L'article R 553-8 du Ceseda et la circulaire interministérielle du 7 décembre 1999 prévoient que les modalités d'intervention sanitaires font l'objet d'une convention entre le préfet de département responsable d'un CRA et un établissement hospitalier local. Les prestations (nombre d'emplois et d'heures au sein du CRA, fourniture des matériels et médicaments etc..) sont différentes d'un CRA à l'autre en fonction du nombre de places de rétention et des possibilités de l'établissement hospitalier local. A la fin 2008, le ministère de l'immigration a ainsi relevé des écarts de coûts importants par place théorique entre les CRA (de 2 429 € à Coquelles à 6 492 € à Bordeaux, voire 19 266 € à Nantes). Le coût moyen par place a été évalué à 4 146 €.

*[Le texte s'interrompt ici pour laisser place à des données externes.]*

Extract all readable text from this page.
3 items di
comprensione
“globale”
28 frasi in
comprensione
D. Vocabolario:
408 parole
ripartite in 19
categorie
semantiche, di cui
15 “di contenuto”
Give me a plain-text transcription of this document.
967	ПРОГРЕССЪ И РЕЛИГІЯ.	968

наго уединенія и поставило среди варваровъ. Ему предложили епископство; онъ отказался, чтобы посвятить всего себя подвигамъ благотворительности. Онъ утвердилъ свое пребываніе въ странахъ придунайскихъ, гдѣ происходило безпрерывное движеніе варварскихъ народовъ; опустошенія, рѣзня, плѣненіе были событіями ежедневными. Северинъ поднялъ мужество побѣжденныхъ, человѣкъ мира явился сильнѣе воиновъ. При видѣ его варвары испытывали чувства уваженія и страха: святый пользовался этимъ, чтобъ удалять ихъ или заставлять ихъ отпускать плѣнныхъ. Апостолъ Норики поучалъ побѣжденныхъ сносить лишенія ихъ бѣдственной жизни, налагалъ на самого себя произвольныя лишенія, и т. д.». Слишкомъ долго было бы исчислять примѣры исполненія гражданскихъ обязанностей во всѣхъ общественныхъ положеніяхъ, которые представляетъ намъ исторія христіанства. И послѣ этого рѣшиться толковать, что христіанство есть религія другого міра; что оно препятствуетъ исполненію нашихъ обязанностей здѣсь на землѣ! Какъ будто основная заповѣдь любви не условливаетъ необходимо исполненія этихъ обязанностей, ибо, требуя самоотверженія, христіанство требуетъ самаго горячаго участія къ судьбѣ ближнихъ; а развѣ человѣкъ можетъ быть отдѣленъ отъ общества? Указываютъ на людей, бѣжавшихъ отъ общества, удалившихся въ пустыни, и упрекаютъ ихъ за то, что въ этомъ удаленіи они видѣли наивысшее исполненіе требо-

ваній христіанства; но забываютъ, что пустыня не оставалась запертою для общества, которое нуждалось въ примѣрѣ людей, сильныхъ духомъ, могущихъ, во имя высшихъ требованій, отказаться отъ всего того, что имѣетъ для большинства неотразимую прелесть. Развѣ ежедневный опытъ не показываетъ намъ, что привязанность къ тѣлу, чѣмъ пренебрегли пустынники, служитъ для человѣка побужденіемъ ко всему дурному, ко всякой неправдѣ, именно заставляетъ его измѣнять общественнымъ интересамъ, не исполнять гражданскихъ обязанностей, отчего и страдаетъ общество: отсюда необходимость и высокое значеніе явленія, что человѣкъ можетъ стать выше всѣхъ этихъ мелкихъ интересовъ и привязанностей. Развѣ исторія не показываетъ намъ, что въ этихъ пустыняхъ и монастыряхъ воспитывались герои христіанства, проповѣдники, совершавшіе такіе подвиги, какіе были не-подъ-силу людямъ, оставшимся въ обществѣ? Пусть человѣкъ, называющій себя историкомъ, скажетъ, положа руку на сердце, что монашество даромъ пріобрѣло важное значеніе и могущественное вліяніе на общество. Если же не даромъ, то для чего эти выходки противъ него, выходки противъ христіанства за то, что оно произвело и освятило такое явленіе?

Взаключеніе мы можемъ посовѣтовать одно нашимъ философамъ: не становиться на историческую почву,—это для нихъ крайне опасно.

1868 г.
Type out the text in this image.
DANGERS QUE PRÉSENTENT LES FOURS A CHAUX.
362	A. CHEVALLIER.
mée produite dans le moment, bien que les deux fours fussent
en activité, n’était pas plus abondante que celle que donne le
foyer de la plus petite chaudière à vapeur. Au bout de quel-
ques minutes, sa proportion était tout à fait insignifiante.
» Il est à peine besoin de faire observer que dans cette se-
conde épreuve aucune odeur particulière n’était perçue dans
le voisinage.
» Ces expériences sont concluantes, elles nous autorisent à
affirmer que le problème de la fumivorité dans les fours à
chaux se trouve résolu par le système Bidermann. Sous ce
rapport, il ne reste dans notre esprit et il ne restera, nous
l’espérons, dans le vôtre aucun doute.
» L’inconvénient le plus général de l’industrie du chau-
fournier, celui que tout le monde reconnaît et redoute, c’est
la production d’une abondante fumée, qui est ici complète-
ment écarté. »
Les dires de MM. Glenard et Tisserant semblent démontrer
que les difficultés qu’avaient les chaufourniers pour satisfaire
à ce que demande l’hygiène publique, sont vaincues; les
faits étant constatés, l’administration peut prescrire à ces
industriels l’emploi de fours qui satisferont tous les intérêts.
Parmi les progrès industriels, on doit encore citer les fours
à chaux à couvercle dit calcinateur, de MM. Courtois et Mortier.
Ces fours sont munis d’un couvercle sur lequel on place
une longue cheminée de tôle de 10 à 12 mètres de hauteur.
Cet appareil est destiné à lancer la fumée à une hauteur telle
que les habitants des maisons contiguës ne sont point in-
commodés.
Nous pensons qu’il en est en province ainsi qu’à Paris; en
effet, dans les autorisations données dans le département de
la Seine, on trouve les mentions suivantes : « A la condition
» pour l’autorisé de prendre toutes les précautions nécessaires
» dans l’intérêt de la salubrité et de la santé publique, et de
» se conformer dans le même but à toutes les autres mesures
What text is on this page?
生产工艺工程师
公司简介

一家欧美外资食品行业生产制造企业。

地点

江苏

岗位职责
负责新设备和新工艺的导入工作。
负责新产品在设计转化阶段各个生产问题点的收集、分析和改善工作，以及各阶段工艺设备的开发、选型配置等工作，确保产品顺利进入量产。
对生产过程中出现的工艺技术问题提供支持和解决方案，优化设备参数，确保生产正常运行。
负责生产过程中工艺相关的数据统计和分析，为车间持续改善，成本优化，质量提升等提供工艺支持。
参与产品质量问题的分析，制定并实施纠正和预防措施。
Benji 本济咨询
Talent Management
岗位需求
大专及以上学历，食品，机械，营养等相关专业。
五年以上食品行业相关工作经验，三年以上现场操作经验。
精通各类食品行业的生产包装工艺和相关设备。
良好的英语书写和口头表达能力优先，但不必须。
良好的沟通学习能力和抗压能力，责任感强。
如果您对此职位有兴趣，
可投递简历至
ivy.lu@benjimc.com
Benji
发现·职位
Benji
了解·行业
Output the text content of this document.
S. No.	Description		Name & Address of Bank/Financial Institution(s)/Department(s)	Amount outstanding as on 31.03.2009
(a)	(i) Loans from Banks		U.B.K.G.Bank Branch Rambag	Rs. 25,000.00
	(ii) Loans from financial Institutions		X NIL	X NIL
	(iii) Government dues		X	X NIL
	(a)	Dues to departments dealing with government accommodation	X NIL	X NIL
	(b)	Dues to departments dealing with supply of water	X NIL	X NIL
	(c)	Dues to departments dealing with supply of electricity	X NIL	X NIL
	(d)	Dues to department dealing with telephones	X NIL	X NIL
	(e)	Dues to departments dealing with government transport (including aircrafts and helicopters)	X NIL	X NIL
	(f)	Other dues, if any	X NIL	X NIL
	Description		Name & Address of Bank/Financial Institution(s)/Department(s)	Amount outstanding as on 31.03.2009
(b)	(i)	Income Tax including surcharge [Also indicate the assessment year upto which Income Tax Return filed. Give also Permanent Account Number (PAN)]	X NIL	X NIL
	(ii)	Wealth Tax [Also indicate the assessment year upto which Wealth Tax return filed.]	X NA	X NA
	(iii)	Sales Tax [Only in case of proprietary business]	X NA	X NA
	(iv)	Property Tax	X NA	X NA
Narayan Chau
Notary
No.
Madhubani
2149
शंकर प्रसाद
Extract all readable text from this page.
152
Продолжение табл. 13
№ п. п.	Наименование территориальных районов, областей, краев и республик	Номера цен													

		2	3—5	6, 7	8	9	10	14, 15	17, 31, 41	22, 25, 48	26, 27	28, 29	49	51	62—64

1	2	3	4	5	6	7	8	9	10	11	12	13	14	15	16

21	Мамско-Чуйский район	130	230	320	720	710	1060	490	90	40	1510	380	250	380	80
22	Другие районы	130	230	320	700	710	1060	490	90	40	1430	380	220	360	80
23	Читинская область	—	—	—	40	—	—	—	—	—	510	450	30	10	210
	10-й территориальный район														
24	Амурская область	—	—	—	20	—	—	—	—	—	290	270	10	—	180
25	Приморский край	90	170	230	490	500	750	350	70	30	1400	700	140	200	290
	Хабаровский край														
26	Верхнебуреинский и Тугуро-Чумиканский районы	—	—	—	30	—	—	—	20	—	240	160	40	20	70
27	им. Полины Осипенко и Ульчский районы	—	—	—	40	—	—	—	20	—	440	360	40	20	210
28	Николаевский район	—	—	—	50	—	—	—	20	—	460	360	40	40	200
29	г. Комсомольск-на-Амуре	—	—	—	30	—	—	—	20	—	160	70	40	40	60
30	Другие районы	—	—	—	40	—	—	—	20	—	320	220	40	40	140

Il apparaît souhaitable, à tout le moins, qu'une étude détaillée des prestations fournies au regard des conditions financières prévues dans les différentes conventions soit réalisée par le ministère avec les préfectures et les DRASS.

Selon le ministère de l'immigration, l'exécution budgétaire 2008 (5 M€ prévus, 7,8 M€ consommés) fait apparaître que ces crédits délégués aux préfets sont aussi utilisés pour les dépenses sanitaires dans les centres d'accueil des demandeurs d'asile (CADA) car les préfets peuvent privilégier l'asile et, par fongibilité, transférer des crédits du titre 3 (lutte contre l'immigration irrégulière) vers le titre 2 (asile) du même BOP.

En tout état de cause, les crédits du titre 3 sont insuffisants. Indépendamment des mouvements de fongibilité entre les titres 2 et 3 réalisés par certains préfets, ce poste reste très nettement sous-budgétisé. Les besoins de crédits sont évalués a priori en multipliant le nombre de places (2030) par un coût moyen de 2 463 €, soit environ 5 M€. Ils devraient plutôt l'être sur la base du coût moyen réel constaté (4 164 €), soit 6,59 M€, très proche du montant réel dépensé (6,72 M€).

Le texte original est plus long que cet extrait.